The production cost of silicomanganese is mainly composed of manganese ore (45%-55%), electricity (20%-30%), coke (10%-15%), and manufacturing costs. The core variables are the prices of manganese ore and coke, while electricity price policies affect regional cost differences. In 2025, the cost side is expected to show a trend of "declining in the first half and rising in the second half": In the first half of the year, due to the continuous decline in the prices of manganese ore and metallurgical coke, the immediate production cost of silicomanganese gradually decreased, and the industry as a whole was in a state of slight profitability, with high-cost regions approaching the break-even point; in the second half of the year, with the stabilization of the manganese ore market and the low-level rise in metallurgical coke prices, the cost side gradually increased, especially in the fourth quarter, where cost pressure significantly increased, and the industry's profit level declined to a state of overall industry losses.
Manganese Ore: The manganese ore market throughout the year exhibited the characteristics of "rapid supply recovery and differentiated demand structure." In the first half of the year, affected by delays in shipments from Australian mines, port inventories fell to a five-year low, and the external quotations for Gabonese lump ore and Australian ore once surged. In the second half of the year, South32's Australian mining area resumed shipments, but the low inventory situation still provided support for prices. Currently, the average weekly shipment level of Australian manganese ore has returned to pre-hurricane levels. It is expected that under normal shipment conditions throughout 2026, there will still be some increase compared to 2025, but the growth rate is expected to slow down significantly. At the same time, current national port manganese ore inventory is approximately 4.5 million tons, 1.18 million tons lower than the same period last year, which provides some support for spot manganese ore prices.

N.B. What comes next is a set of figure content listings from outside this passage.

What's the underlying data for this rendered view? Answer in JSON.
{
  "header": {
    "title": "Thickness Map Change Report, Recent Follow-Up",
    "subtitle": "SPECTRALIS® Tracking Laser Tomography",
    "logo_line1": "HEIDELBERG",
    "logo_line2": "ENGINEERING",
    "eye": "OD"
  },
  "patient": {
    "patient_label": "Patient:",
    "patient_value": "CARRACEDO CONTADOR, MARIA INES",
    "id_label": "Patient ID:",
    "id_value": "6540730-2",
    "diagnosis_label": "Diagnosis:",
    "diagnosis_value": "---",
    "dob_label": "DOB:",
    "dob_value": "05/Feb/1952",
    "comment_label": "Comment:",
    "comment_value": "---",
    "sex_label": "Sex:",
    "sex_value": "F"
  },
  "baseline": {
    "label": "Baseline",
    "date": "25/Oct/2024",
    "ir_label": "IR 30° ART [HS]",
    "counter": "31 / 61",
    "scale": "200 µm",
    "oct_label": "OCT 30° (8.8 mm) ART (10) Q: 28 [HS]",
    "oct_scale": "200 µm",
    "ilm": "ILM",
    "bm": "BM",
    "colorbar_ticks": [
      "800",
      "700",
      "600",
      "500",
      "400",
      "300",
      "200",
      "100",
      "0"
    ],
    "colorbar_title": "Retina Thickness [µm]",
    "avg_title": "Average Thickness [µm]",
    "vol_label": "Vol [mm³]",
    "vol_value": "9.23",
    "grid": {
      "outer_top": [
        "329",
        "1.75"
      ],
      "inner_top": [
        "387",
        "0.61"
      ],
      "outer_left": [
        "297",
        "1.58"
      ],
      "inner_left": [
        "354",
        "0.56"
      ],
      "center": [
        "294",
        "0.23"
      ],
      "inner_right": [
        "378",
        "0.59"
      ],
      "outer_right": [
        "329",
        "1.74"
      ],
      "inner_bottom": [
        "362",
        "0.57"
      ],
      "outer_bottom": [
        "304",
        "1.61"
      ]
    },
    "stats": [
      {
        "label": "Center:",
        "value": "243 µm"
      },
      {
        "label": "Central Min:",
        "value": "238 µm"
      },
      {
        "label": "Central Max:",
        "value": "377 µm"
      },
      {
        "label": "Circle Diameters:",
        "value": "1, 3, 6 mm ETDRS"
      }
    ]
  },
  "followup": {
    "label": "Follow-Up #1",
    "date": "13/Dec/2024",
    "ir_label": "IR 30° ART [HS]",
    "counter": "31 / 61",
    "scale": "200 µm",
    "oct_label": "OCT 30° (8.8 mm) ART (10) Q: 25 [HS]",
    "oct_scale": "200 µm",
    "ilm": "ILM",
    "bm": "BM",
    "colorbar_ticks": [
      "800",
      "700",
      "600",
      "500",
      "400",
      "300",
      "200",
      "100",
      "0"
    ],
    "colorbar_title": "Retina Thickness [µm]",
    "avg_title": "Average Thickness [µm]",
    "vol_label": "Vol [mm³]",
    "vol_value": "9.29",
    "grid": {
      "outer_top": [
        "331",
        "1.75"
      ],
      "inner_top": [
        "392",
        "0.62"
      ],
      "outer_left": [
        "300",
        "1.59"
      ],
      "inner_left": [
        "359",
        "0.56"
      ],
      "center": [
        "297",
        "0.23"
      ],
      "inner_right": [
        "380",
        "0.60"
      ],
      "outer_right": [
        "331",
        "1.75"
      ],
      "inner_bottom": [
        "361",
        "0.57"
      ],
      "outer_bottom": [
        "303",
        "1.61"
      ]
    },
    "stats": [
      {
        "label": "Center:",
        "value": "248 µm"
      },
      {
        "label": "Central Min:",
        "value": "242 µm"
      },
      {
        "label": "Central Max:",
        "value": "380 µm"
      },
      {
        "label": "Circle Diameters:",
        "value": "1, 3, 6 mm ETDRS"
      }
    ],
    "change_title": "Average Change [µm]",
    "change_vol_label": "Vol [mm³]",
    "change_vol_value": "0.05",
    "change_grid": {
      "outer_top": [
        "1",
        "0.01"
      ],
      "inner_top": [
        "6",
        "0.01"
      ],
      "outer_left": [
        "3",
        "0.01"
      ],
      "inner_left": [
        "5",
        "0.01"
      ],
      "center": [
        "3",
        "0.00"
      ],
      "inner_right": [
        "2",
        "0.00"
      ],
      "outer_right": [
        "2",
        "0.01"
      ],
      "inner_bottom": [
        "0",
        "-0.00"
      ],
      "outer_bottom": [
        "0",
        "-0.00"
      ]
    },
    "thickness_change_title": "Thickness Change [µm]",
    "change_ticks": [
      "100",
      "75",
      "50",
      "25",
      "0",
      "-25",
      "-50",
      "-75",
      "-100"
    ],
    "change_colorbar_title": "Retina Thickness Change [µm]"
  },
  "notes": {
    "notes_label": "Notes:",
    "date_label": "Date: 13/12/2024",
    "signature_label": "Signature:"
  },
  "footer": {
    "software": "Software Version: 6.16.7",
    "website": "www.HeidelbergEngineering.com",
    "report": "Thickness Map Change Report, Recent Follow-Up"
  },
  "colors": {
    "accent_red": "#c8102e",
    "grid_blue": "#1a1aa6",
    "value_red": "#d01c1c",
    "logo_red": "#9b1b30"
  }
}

Electricity: Northern production regions benefit from lower costs due to their energy advantages, while Yunnan province benefits from lower electricity prices during the rainy season, leading to increased production. However, southern regions like Guangxi and Guizhou face significant production pressure due to higher electricity prices, with some factories completely shut down. In 2026, with the acceleration of electricity market reforms and the continued growth of renewable energy capacity, electricity prices may see a slight downward trend, but regional differences will persist, and the energy cost advantage of northern production regions will remain significant.
Coke: Under the influence of policies aimed at combating overcapacity and ensuring supply, prices are expected to remain within a range, with a relatively limited impact on the cost of silicomanganese.
Forecast: Overall cost support is expected to remain relatively strong in 2026, and the cost advantage of production areas in northern China may become even more prominent.
Market Outlook:
In 2026, with increased production capacity in the silicomanganese supply chain and a slowdown in demand growth, silicomanganese alloy prices are expected to face downward pressure. However, strong ore prices on the cost side and supportive policies such as the steel industry's stable growth plan may prevent a sharp decline in silicomanganese prices. Therefore, the silicomanganese alloy market price in 2026 is expected to continue its volatile trend.
Price Range: The expected price range for silicomanganese (Ningxia FeMn68Si18) in 2026 is 5,200-65,00 RMB/ton. The low point is expected to be similar to that of 2025, while the high point is unlikely to surpass previous highs due to supply constraints.
First half of the year: Increased supply and weak demand for steel led to generally weaker prices;
Second half of the year: If steel mills replenish their inventories and there is a short-term shortage of manganese ore, a temporary rebound in prices may occur, but the extent of the increase will be limited.